SS e MCP, ambos nacionais indianos e titulares de uma autorização de residência no Reino Unido, são os pais de P, uma cidadã britânica nascida em 2017. Em outubro de 2018, a mãe deslocou‑se para Índia com a criança, que aí vive desde então com a avó materna e, portanto, já não tem a residência habitual no Reino Unido. Foi neste fundamento que a mãe se baseou para contestar a competência dos tribunais da Inglaterra e do País de Gales, chamados a pronunciar‑se sobre o pedido do pai, que requer o regresso da criança ao Reino Unido e, a título subsidiário, um direito de visita no âmbito de uma ação intentada na High Court of Justice (England & Wales), Family Division [Tribunal Superior de Justiça (Inglaterra e País de Gales), Secção de Família, Reino Unido].

Este tribunal considera que há que apreciar a sua competência com fundamento no Regulamento Bruxelas II bis (1).
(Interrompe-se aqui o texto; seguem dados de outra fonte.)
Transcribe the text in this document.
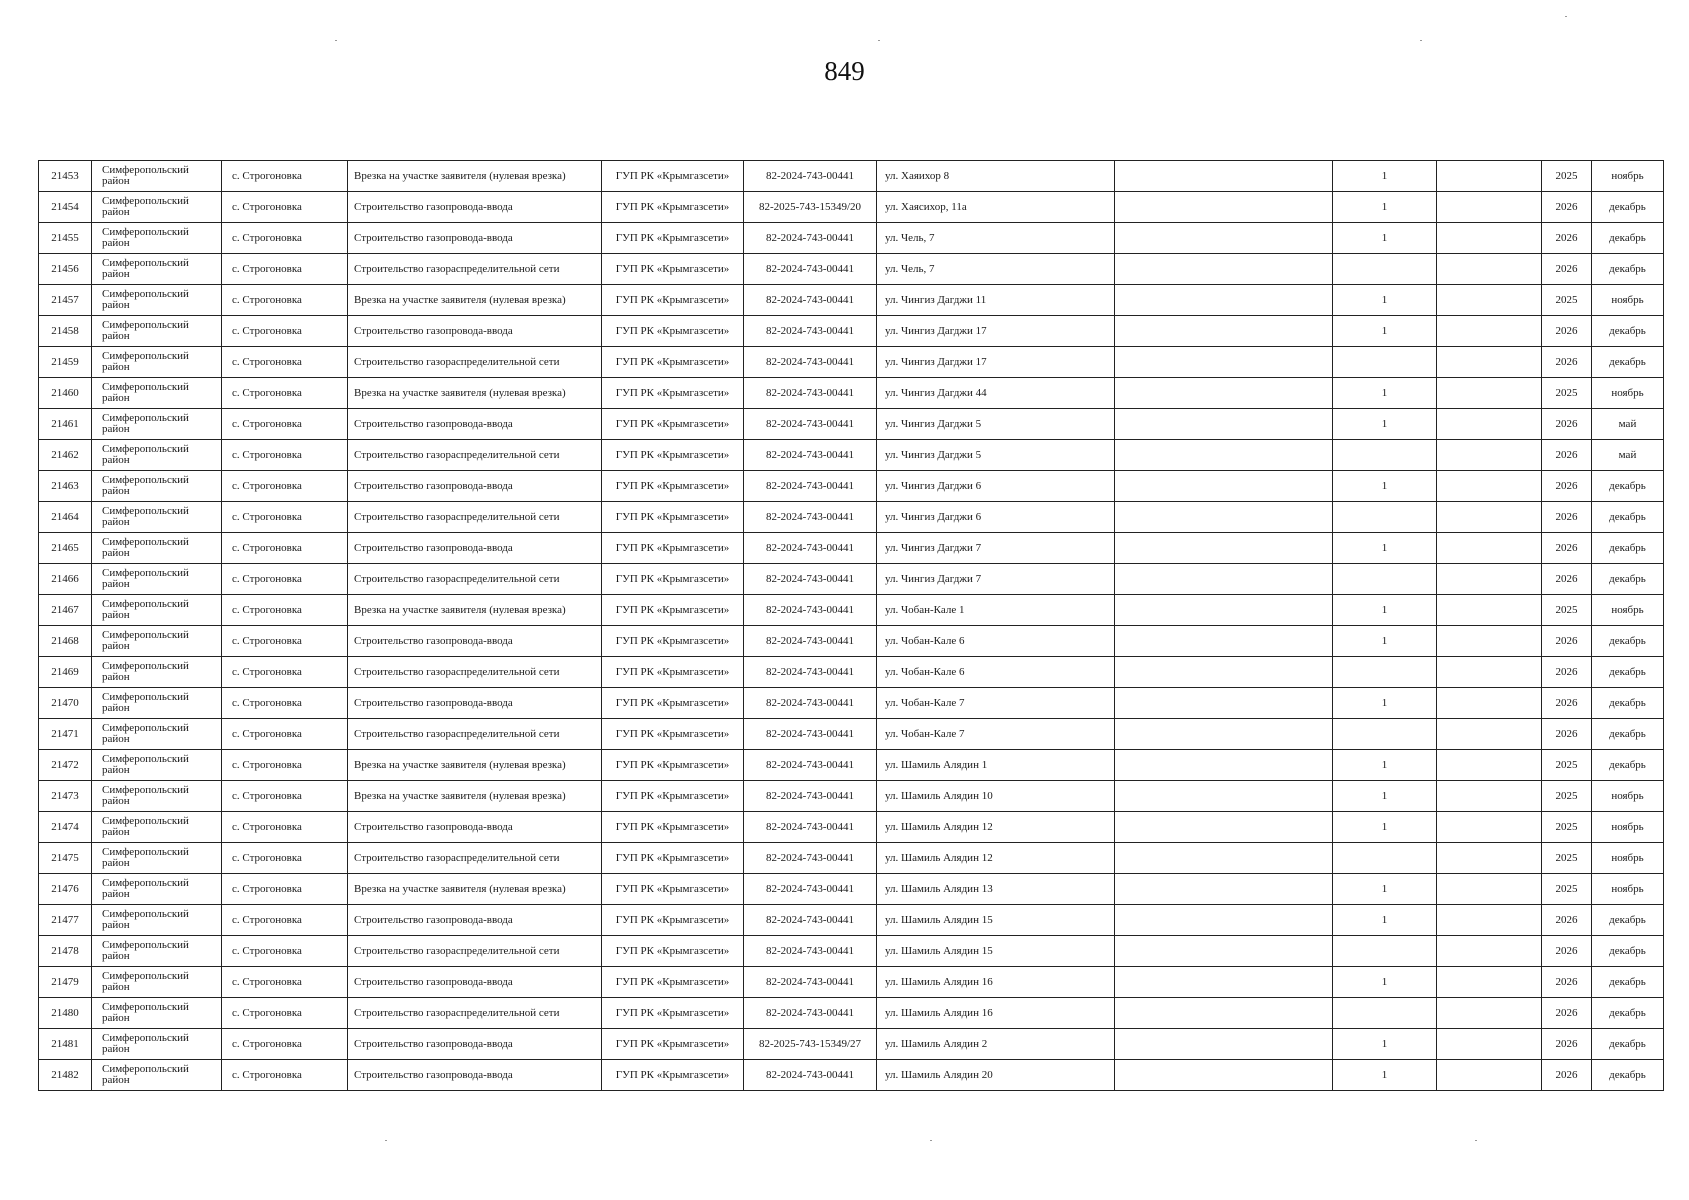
849
21453	Симферопольский район	с. Строгоновка	Врезка на участке заявителя (нулевая врезка)	ГУП РК «Крымгазсети»	82-2024-743-00441	ул. Хаяихор 8		1		2025	ноябрь
21454	Симферопольский район	с. Строгоновка	Строительство газопровода-ввода	ГУП РК «Крымгазсети»	82-2025-743-15349/20	ул. Хаясихор, 11а		1		2026	декабрь
21455	Симферопольский район	с. Строгоновка	Строительство газопровода-ввода	ГУП РК «Крымгазсети»	82-2024-743-00441	ул. Чель, 7		1		2026	декабрь
21456	Симферопольский район	с. Строгоновка	Строительство газораспределительной сети	ГУП РК «Крымгазсети»	82-2024-743-00441	ул. Чель, 7				2026	декабрь
21457	Симферопольский район	с. Строгоновка	Врезка на участке заявителя (нулевая врезка)	ГУП РК «Крымгазсети»	82-2024-743-00441	ул. Чингиз Дагджи 11		1		2025	ноябрь
21458	Симферопольский район	с. Строгоновка	Строительство газопровода-ввода	ГУП РК «Крымгазсети»	82-2024-743-00441	ул. Чингиз Дагджи 17		1		2026	декабрь
21459	Симферопольский район	с. Строгоновка	Строительство газораспределительной сети	ГУП РК «Крымгазсети»	82-2024-743-00441	ул. Чингиз Дагджи 17				2026	декабрь
21460	Симферопольский район	с. Строгоновка	Врезка на участке заявителя (нулевая врезка)	ГУП РК «Крымгазсети»	82-2024-743-00441	ул. Чингиз Дагджи 44		1		2025	ноябрь
21461	Симферопольский район	с. Строгоновка	Строительство газопровода-ввода	ГУП РК «Крымгазсети»	82-2024-743-00441	ул. Чингиз Дагджи 5		1		2026	май
21462	Симферопольский район	с. Строгоновка	Строительство газораспределительной сети	ГУП РК «Крымгазсети»	82-2024-743-00441	ул. Чингиз Дагджи 5				2026	май
21463	Симферопольский район	с. Строгоновка	Строительство газопровода-ввода	ГУП РК «Крымгазсети»	82-2024-743-00441	ул. Чингиз Дагджи 6		1		2026	декабрь
21464	Симферопольский район	с. Строгоновка	Строительство газораспределительной сети	ГУП РК «Крымгазсети»	82-2024-743-00441	ул. Чингиз Дагджи 6				2026	декабрь
21465	Симферопольский район	с. Строгоновка	Строительство газопровода-ввода	ГУП РК «Крымгазсети»	82-2024-743-00441	ул. Чингиз Дагджи 7		1		2026	декабрь
21466	Симферопольский район	с. Строгоновка	Строительство газораспределительной сети	ГУП РК «Крымгазсети»	82-2024-743-00441	ул. Чингиз Дагджи 7				2026	декабрь
21467	Симферопольский район	с. Строгоновка	Врезка на участке заявителя (нулевая врезка)	ГУП РК «Крымгазсети»	82-2024-743-00441	ул. Чобан-Кале 1		1		2025	ноябрь
21468	Симферопольский район	с. Строгоновка	Строительство газопровода-ввода	ГУП РК «Крымгазсети»	82-2024-743-00441	ул. Чобан-Кале 6		1		2026	декабрь
21469	Симферопольский район	с. Строгоновка	Строительство газораспределительной сети	ГУП РК «Крымгазсети»	82-2024-743-00441	ул. Чобан-Кале 6				2026	декабрь
21470	Симферопольский район	с. Строгоновка	Строительство газопровода-ввода	ГУП РК «Крымгазсети»	82-2024-743-00441	ул. Чобан-Кале 7		1		2026	декабрь
21471	Симферопольский район	с. Строгоновка	Строительство газораспределительной сети	ГУП РК «Крымгазсети»	82-2024-743-00441	ул. Чобан-Кале 7				2026	декабрь
21472	Симферопольский район	с. Строгоновка	Врезка на участке заявителя (нулевая врезка)	ГУП РК «Крымгазсети»	82-2024-743-00441	ул. Шамиль Алядин 1		1		2025	декабрь
21473	Симферопольский район	с. Строгоновка	Врезка на участке заявителя (нулевая врезка)	ГУП РК «Крымгазсети»	82-2024-743-00441	ул. Шамиль Алядин 10		1		2025	ноябрь
21474	Симферопольский район	с. Строгоновка	Строительство газопровода-ввода	ГУП РК «Крымгазсети»	82-2024-743-00441	ул. Шамиль Алядин 12		1		2025	ноябрь
21475	Симферопольский район	с. Строгоновка	Строительство газораспределительной сети	ГУП РК «Крымгазсети»	82-2024-743-00441	ул. Шамиль Алядин 12				2025	ноябрь
21476	Симферопольский район	с. Строгоновка	Врезка на участке заявителя (нулевая врезка)	ГУП РК «Крымгазсети»	82-2024-743-00441	ул. Шамиль Алядин 13		1		2025	ноябрь
21477	Симферопольский район	с. Строгоновка	Строительство газопровода-ввода	ГУП РК «Крымгазсети»	82-2024-743-00441	ул. Шамиль Алядин 15		1		2026	декабрь
21478	Симферопольский район	с. Строгоновка	Строительство газораспределительной сети	ГУП РК «Крымгазсети»	82-2024-743-00441	ул. Шамиль Алядин 15				2026	декабрь
21479	Симферопольский район	с. Строгоновка	Строительство газопровода-ввода	ГУП РК «Крымгазсети»	82-2024-743-00441	ул. Шамиль Алядин 16		1		2026	декабрь
21480	Симферопольский район	с. Строгоновка	Строительство газораспределительной сети	ГУП РК «Крымгазсети»	82-2024-743-00441	ул. Шамиль Алядин 16				2026	декабрь
21481	Симферопольский район	с. Строгоновка	Строительство газопровода-ввода	ГУП РК «Крымгазсети»	82-2025-743-15349/27	ул. Шамиль Алядин 2		1		2026	декабрь
21482	Симферопольский район	с. Строгоновка	Строительство газопровода-ввода	ГУП РК «Крымгазсети»	82-2024-743-00441	ул. Шамиль Алядин 20		1		2026	декабрь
A este respeito, indica que, no momento em que o pai intentou a ação, a criança tinha a sua residência habitual na Índia e estava inteiramente integrada num ambiente social e familiar indiano, sendo os seus laços concretos factuais com o Reino Unido inexistentes, com exceção da cidadania.

A High Court of Justice observa que o artigo 10.° do Regulamento Bruxelas II bis estabelece as regras de competência em caso de deslocação ou de retenção ilícitas de uma criança, precisando que tem dúvidas, em especial, quanto à questão de saber se essa disposição é aplicável a um conflito de competências entre os tribunais de um Estado‑Membro e os tribunais de um Estado terceiro. Por conseguinte, pergunta ao Tribunal de Justiça se essa disposição deve ser interpretada no sentido de que, quando uma criança adquiriu a sua residência habitual num Estado terceiro na sequência de um rapto para esse Estado, os tribunais do Estado‑Membro onde a criança tinha a sua residência habitual imediatamente antes do seu rapto conservam a sua competência sem limite temporal. Este processo permite, assim, que o Tribunal de Justiça se pronuncie sobre o âmbito territorial dessa disposição.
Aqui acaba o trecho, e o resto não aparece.